Waiving the Work Requirement Reverses Welfare Reform

President Barack Obama's recent decision to relieve work requirements in welfare reform raises the stakes in this year's election and confirms that our nation is at an historic fork in the road.

Tommy Thompson - Welfare Reform

President Barack Obama’s recent decision to relieve work requirements in welfare reform raises the stakes in this year’s election and confirms that our nation is at an historic fork in the road. 

One road leads us further toward becoming a nation of dependents, with burgeoning debt and taxation used to finance a behemoth social welfare state. The resulting stagnant economy would resemble southern Europe, and the United States’ standing in the world would be severely compromised.

The president’s leftist ideological rampage through his first term has made this road all too visible.

The other road is one of innovation, empowerment and growth, where we depend not on government, but on families, entrepreneurs and communities.  Where our policy decisions are governed by our values – honesty, hard work and living within our means.  And the United States has enormous respect and influence in the world, fostering a new era of peace and democracy.

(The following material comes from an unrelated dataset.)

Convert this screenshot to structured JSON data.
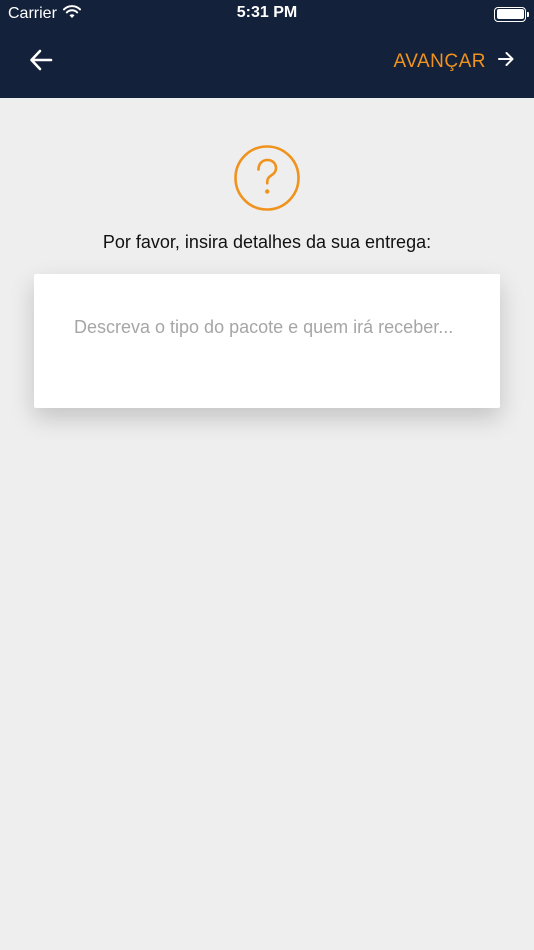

Last week, the Obama administration issued “guidance” to states to waive the work requirement for the first time since the landmark legislation was signed into law in 1996. It is not an exaggeration to say the president’s decision to hand out checks without requiring work is blatantly calling the question on what kind of nation we will be.

Wisconsin is the birthplace of welfare reform.  Working with a bipartisan group of legislators and employers across the state, we ended welfare and created a path to employment through job training and strong work requirements.

By the time I left office in 2001, our welfare rolls had declined by 95 percent.  We also cut taxes, capped government spending and made Wisconsin an economic powerhouse that created an unprecedented 740,000 jobs.  Rewarding work rather than merely handing out entitlement checks was essential to Wisconsin’s economic revival.

In 1996, Speaker Newt Gingrich and Majority Leader Bob Dole used Wisconsin as the model for the landmark federal legislation, later signed by President Clinton. But last week’s announcement by the Obama Administration severely undermines the essential premise of Wisconsin’s model and should be viewed as an insult by every Wisconsin citizen.

It is also a disturbing harbinger of what will happen if Obama is re-elected and Republicans don’t recapture the majority in the U.S Senate.

Wisconsin’s model is based on a simple premise: Work is inherently good, leading to self respect, opportunities for growth and a rewarding life.  Handing out taxpayer money to welfare recipients without work requirements creates generations of government dependents.  The practice is morally indefensible, economically disastrous and an affront to hard-working taxpayers.

Abandoning work requirements will return our nation to the days of rampant welfare abuse and incentivize an underground economy where abusers take a government check while also engaging in illicit commerce of all kinds.

This is not to say welfare recipients are evil.  On the contrary, former welfare recipients in Wisconsin showed great tenacity in learning new skills and working hard when we ended welfare.  Countless workers who escaped the cycle of dependency thanked me for giving them a pathway to work.

But it is human nature to behave the way one is rewarded for behaving.  If one is paid not to work, one will tend not to work.

I learned this fundamental lesson in economics as a child while polishing eggs in my father’s grocery store.  Had he paid me to sit and read comics, those eggs would have never been polished.

The president’s decision to gut the 1996 welfare reform law is just the latest evidence of the fork in the road we face this election year.  Obamacare, for example, is a clear government takeover of one of the largest sectors in our economy, as well as an intrusion into our own health care decision-making.  Americans are just now beginning to fully understand the vastness of the “Affordable Care Act” and its threat to our economy.

And we were recently reminded by the U.S. Supreme Court’s decision on Obamacare that we cannot assume the courts will overturn bad laws.  We must elect people we can trust to keep government in check and to honor our basic values as a country.

This stark choice of two radically different paths puts the future of our nation squarely in the hands of voters.

The president has created clarity in this election cycle and it is critical we not go backwards towards a failed government program that undermined our American values of hard work and freedom.